Unidesk has a built in backup mechanism that just needs to be enabled. Since all of your OS and Application layers are read only, all that it has to back up is the UEP layer. From there, it can rebuild the desktop, complete with the user’s changes. After removing the original desktops, we began this restore process. It worked great. All of the restored machines powered right up and registered as available in View, with only a slight problem. Since Unidesk is technically rebuilding the VMs, it didn't remove the old entries from View. That meant that the users were still assigned to their original desktop instances in View. After a few minutes of cleanup, we'd removed the stale versions (they were the ones that were not connected and were not associated with any datastore) and reassigned the users to the restored VMs. No problem.
That’s only half the story – that all went fine – but I like to poke and explore things. Rather than restoring my desktop, I decided to leave the failed box around so that I could take a look at the wreckage… and it was cool. Remember how the UEP layer is actually 2 VMDK files? Well, if you browse your datastore, you can mess around with those.

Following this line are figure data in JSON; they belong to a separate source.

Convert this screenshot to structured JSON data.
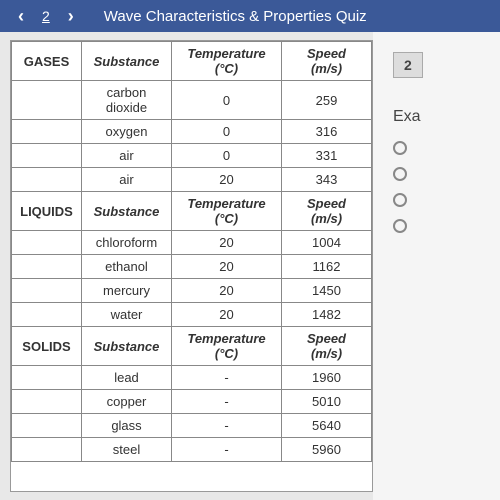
{
  "header": {
    "prev_icon": "‹",
    "page_indicator": "2",
    "next_icon": "›",
    "title": "Wave Characteristics & Properties Quiz"
  },
  "table": {
    "columns": {
      "category": "",
      "substance": "Substance",
      "temperature": "Temperature (°C)",
      "speed": "Speed (m/s)"
    },
    "sections": [
      {
        "category": "GASES",
        "rows": [
          {
            "substance": "carbon dioxide",
            "temperature": "0",
            "speed": "259"
          },
          {
            "substance": "oxygen",
            "temperature": "0",
            "speed": "316"
          },
          {
            "substance": "air",
            "temperature": "0",
            "speed": "331"
          },
          {
            "substance": "air",
            "temperature": "20",
            "speed": "343"
          }
        ]
      },
      {
        "category": "LIQUIDS",
        "rows": [
          {
            "substance": "chloroform",
            "temperature": "20",
            "speed": "1004"
          },
          {
            "substance": "ethanol",
            "temperature": "20",
            "speed": "1162"
          },
          {
            "substance": "mercury",
            "temperature": "20",
            "speed": "1450"
          },
          {
            "substance": "water",
            "temperature": "20",
            "speed": "1482"
          }
        ]
      },
      {
        "category": "SOLIDS",
        "rows": [
          {
            "substance": "lead",
            "temperature": "-",
            "speed": "1960"
          },
          {
            "substance": "copper",
            "temperature": "-",
            "speed": "5010"
          },
          {
            "substance": "glass",
            "temperature": "-",
            "speed": "5640"
          },
          {
            "substance": "steel",
            "temperature": "-",
            "speed": "5960"
          }
        ]
      }
    ]
  },
  "right": {
    "question_number": "2",
    "exam_label": "Exa",
    "options_count": 4
  },
  "colors": {
    "header_bg": "#3b5998",
    "border": "#888",
    "text": "#333"
  }
}
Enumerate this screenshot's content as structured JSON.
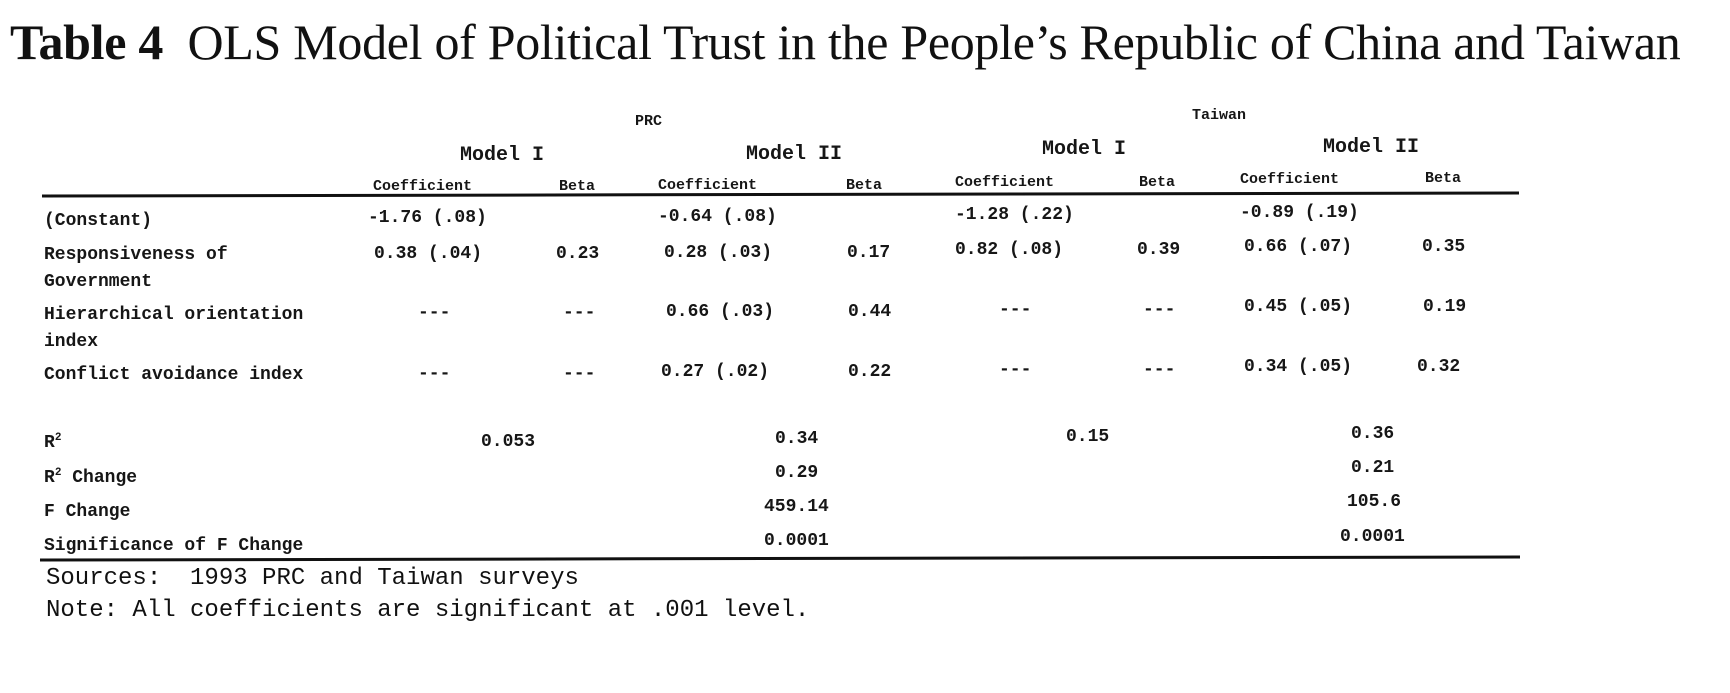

I stood up a clean OS from a template (just a normal VM), then added those existing hard drives to my VM. At first, I was surprised to find that they weren’t in my desktop VM’s folder on the datastore, but in hindsight it makes sense. Those vmdk files are ultimately associated with the CachePoint – the Unidesk system that manages which layers get attached to which machine. The vmdk file in the VM's folder, if I am inferring things correctly, is simply used to boot that machine and attach the requisite layers. To find my UEP files, I had to browse my Cachepoint/UnideskLayers/User/<My Desktop> folder. In there, rested the pair of vmdk files that represent my UEP.
To see what I might get, I went ahead and mounted them to my throw-away VM, then assigned them drive letters. Browsing them through Windows explorer was awesome, as I was able to see exactly which files are stored in each vmdk! Unidesk describes the two vmdks of the UEP as basically a Configuration/Application vmdk and an “Everything Else” vmdk. By browsing the vmdks in this fashion, I could see exactly what data was going onto each one! I was able to infer which was which by simply looking for .exe files, which I know go to the Configuration/Application vmdk. This is super cool for a few reasons. Firstly, it can be used for sizing planning to help determine how large your UEP layers must be (since you can granularly determine where various types of data reside). Secondly, it gives me access to the UEP layers of the failed desktops, so if my backup was stale, I could retrieve updated versions of files!
In anyone is curious, my desktop's UEP utilization (which has some application installers in the profile’s “downloads” folder) comes to 2.11 GB of “Configuration/Application” data and 532 MB of “Everything Else” data after about 3 weeks of use. My Trend Micro virus definitions seem to have gone to the “Configuration/Application” drive as well. Those numbers are, of course, a from a single admin user, so they aren't indicative of what a normal user might have.